Don’t forget to live

It has been a while since my last post, if you do enjoy reading them I apologise.
Over the past few months a lot has happened. I’ve also come to realise that people who have mental illness’ really need to open up and speak out.
I’ve also thought about revealing my identity, just to give people that nudge/confidence to talk.
Things have happened in my private life and I have been left looking for answers….. and all I can point to is my inability to open up and join the real world !!!
I’m not saying that my anxiety and thoughts have turned me into a zombie however, I get so wrapped up with things that I miss what’s really in front of me and forget to live almost!!!
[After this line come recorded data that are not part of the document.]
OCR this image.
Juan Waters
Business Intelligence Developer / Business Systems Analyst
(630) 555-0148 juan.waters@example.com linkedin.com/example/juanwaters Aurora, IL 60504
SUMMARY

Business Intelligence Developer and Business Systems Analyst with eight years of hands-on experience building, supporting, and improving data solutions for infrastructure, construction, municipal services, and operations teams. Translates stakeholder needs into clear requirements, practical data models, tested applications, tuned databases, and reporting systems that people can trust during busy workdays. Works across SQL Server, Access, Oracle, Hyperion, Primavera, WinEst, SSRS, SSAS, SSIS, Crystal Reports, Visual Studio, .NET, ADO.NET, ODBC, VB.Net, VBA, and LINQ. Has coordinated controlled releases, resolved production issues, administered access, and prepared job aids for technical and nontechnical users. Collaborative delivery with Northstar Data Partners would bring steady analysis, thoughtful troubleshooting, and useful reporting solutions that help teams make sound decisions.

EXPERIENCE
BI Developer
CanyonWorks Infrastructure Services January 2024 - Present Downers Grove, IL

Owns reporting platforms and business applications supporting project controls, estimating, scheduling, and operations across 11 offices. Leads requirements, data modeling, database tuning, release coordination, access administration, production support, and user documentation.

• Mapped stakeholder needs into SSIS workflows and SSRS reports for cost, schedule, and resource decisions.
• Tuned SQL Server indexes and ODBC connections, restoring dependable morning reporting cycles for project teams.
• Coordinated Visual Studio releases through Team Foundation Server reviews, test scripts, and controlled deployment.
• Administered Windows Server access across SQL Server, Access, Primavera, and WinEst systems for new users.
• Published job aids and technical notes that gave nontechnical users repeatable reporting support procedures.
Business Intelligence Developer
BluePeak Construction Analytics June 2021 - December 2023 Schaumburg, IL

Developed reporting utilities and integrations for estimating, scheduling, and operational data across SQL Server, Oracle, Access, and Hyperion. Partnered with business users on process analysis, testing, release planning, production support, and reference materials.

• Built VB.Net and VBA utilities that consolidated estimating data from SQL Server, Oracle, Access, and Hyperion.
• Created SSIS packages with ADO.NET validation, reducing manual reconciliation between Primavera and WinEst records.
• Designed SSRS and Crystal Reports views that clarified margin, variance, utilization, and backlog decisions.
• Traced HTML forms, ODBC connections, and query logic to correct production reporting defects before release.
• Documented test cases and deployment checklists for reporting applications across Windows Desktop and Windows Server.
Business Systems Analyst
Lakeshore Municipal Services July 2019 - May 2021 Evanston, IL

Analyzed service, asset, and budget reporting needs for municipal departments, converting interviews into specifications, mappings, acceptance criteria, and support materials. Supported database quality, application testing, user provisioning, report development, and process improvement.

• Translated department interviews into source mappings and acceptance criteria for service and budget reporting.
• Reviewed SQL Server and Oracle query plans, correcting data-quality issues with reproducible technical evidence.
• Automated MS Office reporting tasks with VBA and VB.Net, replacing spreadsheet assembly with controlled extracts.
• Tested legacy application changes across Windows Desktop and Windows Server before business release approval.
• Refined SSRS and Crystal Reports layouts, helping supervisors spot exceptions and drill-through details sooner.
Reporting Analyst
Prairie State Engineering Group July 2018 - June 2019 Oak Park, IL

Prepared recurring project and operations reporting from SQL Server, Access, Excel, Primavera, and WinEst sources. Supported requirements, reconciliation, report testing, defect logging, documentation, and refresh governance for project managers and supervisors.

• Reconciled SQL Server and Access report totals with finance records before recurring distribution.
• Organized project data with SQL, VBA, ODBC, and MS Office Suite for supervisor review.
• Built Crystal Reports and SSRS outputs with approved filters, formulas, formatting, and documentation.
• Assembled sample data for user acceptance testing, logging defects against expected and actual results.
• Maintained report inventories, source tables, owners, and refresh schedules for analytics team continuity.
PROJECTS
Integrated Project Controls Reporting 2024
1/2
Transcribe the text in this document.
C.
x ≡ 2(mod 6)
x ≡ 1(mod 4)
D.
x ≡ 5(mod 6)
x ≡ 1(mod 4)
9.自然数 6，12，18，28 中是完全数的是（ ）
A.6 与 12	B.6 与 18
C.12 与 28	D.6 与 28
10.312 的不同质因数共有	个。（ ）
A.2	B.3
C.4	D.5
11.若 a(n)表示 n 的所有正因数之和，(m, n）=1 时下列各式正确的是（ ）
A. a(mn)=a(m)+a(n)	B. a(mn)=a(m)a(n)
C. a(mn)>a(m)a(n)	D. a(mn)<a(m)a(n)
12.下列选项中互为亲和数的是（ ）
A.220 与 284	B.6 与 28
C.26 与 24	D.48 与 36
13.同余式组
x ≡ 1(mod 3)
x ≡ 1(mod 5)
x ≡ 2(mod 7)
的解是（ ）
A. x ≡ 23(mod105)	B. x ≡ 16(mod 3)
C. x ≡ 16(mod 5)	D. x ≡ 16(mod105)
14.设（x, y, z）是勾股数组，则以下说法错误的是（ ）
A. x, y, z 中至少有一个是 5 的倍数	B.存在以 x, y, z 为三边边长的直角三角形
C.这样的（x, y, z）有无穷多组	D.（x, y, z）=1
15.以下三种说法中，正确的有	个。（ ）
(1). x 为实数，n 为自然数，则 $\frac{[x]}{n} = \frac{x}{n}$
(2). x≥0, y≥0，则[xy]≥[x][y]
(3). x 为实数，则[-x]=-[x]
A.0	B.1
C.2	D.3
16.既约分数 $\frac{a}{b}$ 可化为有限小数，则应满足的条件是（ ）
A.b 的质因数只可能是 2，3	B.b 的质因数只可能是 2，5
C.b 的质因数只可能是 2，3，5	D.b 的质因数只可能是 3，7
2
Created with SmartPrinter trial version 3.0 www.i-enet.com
Yes, I understand that life is full of ups and downs, you will get good and bad days. But it’s those days where the tiniest of detail count, I’m lost in thought missing it all. A conversation, an event, I have missed! Not due to ignorance but I’m just forgetting to smile and have a crack at life.
These things I know:
A panic attack will not kill me.
It will pass.
And life doesn’t stop for anyone!
Anyway, I’ve been living with my best mate for the last four months who has a wife and two kids, a son who has autism and a younger daughter. For years we have been talking and he has been telling me about the highs and the lows (which are crazy!) he has with his son. His son is seven and has only been able to communicate enough for a couple of years after extensive and thousands of pounds worth of therapy. And I let panic attacks grip me enough so that I fail to communicate!!! Now do I feel ignorant? The answer, yes!
Getting used to living with this class act of a family has opened my eyes and made me realise that we have to try and live no matter what the circumstances. Yes, it can be difficult but we have to try. At 10:30pm I now sometimes find myself walking along the beach front with my mate and his son…. 10:30 you say? Seven years old? My mates reply ‘This is his life , there’s no routine with autism for me, this is his ‘happyness’ (spelled wrong, as his favourite film is In pursuit of Happyness) so I’m going to do what makes my son happy’. We sit on the beach light a fire and the lad runs all across the sand as happy as you like! Although he cannot communicate it well verbally, you can see it in his eyes and his body language.
The reason for writing tonight?
Things have been up and down of late, felt a few different emotions…. who do I blame? My anxiety! When all I had to do was communicate and engage. Things may not be how I intended, but I’ll keep my head up and learn.

Because at the end of it, we are all here do do the same thing. To try and live our lives in the best ways possible, no matter what our circumstances.